Pendant cette période, la population connaissait un développement rapide et important, dont je donnerai quelques indications chiffrées en marge; cet accroissement, qui voyait la communauté italienne atteindre environ 50.000 habitants en 1899, était à l’origine d’une grande effervescence dans tous les domaines et d’un développement exceptionnel de l’activité culturelle.

En 1882 était crée le théâtre de plein air italien appelé « Arena Politeama » à la Rue de Belgique, qui a toujours été très fréquenté à chaque saison, pendant toute la durée de son existence. Presque en même temps était crée à la Rue M’hamed Ali (naguère de Constantine, parallèle de l’Avenue de France, qui reliait la Rue des Maltais à la Rue de Rome) le Théâtre Cohen-Tanuji, à l’initiative d’une famille de juifs tunisiens fortement italianisés, très raffinés et cultivés, où furent donnés pendant de longues décades des spectacles en prose et musicaux de nette influence italienne, et qui fut fréquenté avec assiduité par notre collectivité.

En 1885 ouvrit ses portes le « Teatro Paradiso » (ou Théâtre Paradis) au 3, Avenue de France, dédié à l’art lyrique, à la musique symphonique et aux concerts, et également à la prose. Il est possible aujourd’hui encore d’admirer sa façade élégante, bien qu’elle soit en partie masquée par les arbres, alors que son foyer et les escaliers frappaient jusqu’aux années 1952/53 par leur beauté et la richesse des marbres et des fers forgés artistiques. Malencontreusement, la banque qui était devenue propriétaire de l’immeuble, fit alors recouvrir ces splendeurs par des structures en béton, froides et anonymes, pour une très discutable modernisation.

Trois grands évènements suivirent, de 1902 à 1906, avec l’inauguration d’abord du Théâtre Municipal, qui existe toujours dans sa forme définitive de 1912, puis en 1903 du Théâtre Rossini, tous deux situés Avenue Jules Ferry, enfin en 1906 du Théâtre du Palmarium à l’Avenue de Carthage.

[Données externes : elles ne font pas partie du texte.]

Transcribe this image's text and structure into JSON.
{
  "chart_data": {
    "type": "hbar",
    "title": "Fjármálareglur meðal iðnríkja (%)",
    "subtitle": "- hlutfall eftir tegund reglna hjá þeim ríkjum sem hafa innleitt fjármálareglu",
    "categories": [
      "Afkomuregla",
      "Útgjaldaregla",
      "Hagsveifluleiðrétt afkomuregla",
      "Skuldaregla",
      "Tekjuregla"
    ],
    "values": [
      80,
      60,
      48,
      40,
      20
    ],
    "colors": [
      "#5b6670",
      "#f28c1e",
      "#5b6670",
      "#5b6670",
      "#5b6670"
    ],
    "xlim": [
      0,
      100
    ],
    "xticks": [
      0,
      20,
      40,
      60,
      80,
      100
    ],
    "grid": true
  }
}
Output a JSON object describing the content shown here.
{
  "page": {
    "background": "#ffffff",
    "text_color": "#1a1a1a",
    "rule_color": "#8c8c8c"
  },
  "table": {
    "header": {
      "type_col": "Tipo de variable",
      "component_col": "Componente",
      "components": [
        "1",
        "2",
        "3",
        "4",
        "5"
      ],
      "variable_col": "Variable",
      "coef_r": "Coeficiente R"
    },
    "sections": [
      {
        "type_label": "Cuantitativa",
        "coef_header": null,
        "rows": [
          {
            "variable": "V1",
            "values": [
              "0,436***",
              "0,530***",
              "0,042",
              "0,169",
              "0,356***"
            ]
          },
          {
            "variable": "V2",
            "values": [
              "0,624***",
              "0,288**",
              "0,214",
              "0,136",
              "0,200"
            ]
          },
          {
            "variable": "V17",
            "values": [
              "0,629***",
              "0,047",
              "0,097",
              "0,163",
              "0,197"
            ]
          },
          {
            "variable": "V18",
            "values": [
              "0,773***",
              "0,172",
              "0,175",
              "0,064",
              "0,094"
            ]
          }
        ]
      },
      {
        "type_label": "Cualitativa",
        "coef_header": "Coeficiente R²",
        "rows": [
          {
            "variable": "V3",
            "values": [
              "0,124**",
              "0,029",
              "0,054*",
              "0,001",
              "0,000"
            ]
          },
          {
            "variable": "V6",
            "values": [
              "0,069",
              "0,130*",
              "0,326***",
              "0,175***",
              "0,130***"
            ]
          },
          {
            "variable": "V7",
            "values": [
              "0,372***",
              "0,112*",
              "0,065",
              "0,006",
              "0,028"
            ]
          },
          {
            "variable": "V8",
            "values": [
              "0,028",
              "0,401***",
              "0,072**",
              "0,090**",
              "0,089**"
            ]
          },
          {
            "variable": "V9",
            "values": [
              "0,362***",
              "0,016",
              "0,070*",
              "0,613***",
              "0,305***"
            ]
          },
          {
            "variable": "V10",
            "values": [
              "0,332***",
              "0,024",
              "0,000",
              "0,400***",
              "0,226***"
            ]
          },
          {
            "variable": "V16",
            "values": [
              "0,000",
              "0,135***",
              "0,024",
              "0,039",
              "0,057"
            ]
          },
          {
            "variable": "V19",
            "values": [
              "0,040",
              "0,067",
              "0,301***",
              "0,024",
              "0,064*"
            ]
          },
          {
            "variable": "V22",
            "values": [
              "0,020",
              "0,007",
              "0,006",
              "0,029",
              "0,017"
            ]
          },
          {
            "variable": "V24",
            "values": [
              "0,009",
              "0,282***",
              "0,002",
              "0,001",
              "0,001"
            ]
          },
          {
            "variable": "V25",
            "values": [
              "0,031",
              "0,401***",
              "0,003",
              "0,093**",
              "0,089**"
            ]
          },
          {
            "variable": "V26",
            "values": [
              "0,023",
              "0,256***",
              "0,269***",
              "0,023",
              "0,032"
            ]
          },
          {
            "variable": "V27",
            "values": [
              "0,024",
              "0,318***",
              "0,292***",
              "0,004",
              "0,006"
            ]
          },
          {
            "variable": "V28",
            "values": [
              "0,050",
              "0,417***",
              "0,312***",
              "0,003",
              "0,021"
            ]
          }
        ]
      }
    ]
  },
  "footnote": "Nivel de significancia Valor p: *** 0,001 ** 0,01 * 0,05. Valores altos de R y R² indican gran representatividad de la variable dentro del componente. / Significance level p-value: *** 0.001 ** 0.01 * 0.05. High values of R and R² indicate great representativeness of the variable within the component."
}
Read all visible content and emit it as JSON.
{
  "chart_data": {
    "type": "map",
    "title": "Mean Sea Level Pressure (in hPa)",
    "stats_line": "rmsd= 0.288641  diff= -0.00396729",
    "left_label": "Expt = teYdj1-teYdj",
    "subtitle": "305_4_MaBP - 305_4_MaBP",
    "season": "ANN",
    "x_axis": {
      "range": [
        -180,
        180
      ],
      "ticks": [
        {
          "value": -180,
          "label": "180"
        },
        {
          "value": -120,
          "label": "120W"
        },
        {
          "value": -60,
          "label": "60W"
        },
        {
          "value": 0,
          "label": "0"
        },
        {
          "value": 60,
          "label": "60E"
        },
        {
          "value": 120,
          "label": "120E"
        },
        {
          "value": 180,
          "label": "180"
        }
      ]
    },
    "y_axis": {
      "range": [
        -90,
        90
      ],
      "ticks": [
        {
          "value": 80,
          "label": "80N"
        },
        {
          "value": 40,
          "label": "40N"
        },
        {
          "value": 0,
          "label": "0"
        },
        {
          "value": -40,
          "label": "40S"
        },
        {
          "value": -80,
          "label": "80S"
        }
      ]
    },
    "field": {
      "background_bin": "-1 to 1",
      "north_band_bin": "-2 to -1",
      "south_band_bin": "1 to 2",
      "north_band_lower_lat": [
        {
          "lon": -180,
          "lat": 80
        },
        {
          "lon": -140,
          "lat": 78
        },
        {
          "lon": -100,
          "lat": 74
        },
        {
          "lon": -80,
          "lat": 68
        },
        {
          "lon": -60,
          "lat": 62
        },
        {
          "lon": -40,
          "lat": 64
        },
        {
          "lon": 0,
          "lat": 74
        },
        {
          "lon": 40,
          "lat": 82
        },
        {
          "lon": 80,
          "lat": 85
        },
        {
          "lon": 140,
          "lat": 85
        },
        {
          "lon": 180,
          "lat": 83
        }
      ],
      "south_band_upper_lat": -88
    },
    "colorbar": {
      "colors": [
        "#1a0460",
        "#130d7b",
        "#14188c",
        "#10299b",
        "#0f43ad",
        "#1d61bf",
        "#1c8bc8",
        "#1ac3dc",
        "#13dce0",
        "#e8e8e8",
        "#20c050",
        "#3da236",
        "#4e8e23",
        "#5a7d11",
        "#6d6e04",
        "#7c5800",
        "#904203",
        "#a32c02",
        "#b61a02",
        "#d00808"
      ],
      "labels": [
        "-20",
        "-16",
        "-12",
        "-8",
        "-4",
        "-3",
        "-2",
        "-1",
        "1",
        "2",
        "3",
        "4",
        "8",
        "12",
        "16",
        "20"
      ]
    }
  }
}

Le Théâtre Municipal, projeté par l’architecte français Resplandy et construit par une entreprise italienne, a été remodelé et agrandi en 1904 et en 1912 et a tout de suite constitué la réalisation dont la Commune de Tunis s’enorgueillissait. Sa naissance et sa vie depuis 1902 jusqu’à nos jours ont été racontés par Fatma Ben Becheur dans un livre splendide édité en 1999. Il a été jumelé pendant de longues années avec l’Opéra de Paris, et a ainsi bénéficié du concours des meilleurs chanteurs du moment, qui venaient à Tunis pour un cycle de représentations ou pour toute une saison, en trouvant sur place des chefs d’orchestre, des orchestres et des masses chorales stables et de qualité.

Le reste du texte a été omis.